Prevista, inoltre, l'estensione del numero di dottorati di ricerca e innovativi per la pubblica amministrazione e il patrimonio culturale. Mentre 11,4 miliardi andranno al rafforzamento della ricerca e diffusione di modelli innovativi per la ricerca di base e applicata, condotta in sinergia tra università e imprese, al sostengo ai processi di innovazione e trasferimento tecnologico, al potenziamento delle condizioni di supporto alla ricerca e all'innovazione. E mezzo miliardo di euro a didattica e competenze universitarie avanzate fino al 2026 per l'iscrizione in tre anni di 500 dottorandi a programmi dedicati alle transizioni digitale e ambientale, per creare 3 teaching and learning center per migliorare le competenze di insegnamento dei docenti di università e scuole in tutte le discipline e 3 digital education hub per studenti e lavoratori universitari, per rafforzare le scuole universitarie superiori, per realizzare 10 iniziative educative transnazionali con la Farnesina e 5 progetti di internazionalizzazione delle istituzioni Afam.
Al welfare studentesco sono destinati 1,91 miliardi di euro per triplicare i posti per gli studenti fuorisede, portandoli da 40mila a oltre 100 mila entro il 2026,ed aumentare l'importo delle borse di studio, allargando al contempo la platea degli studenti beneficiari.
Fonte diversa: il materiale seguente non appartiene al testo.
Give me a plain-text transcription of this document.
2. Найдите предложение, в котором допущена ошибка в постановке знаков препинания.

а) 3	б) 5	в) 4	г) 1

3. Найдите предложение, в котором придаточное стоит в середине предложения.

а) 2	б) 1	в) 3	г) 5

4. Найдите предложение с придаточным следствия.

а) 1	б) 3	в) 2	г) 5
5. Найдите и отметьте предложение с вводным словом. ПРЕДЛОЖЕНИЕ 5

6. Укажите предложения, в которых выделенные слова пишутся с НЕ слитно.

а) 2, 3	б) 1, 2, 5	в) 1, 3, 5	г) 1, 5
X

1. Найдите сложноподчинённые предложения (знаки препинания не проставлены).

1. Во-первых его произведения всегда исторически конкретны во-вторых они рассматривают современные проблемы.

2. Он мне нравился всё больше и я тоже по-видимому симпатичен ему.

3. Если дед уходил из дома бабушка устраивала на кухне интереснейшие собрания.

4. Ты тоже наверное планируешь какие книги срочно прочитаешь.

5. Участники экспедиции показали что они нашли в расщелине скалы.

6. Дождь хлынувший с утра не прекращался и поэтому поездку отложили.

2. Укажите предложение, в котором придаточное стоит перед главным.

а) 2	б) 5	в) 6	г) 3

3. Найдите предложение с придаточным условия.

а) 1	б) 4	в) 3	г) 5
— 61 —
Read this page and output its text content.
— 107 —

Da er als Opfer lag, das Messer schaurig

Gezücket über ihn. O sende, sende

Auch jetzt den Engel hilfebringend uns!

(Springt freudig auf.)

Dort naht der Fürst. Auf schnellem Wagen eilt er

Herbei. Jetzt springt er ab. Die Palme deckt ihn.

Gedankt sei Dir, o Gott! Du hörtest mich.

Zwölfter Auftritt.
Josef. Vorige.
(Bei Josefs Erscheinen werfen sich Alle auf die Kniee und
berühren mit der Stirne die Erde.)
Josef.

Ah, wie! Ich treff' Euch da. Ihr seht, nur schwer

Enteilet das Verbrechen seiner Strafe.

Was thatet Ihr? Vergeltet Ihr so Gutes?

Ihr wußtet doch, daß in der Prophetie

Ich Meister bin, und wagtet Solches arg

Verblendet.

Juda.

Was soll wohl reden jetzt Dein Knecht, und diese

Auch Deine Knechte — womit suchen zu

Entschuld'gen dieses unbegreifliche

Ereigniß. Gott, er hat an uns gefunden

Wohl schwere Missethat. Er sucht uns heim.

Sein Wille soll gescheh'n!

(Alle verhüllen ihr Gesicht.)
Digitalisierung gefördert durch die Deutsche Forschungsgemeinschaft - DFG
Con il Pnrr, «per la prima volta, grazie a importanti investimenti avremo l'opportunità di recuperare ritardi e superare divari che rallentano la crescita e aumentano la marginalizzazione», sottolinea la ministra dell'università Maria Cristina Messa. «Ora si apre un'importante stagione di riforme normative e di semplificazione delle procedure, per rendere attuative, nel tempo, le azioni che daranno il via a un circolo virtuoso».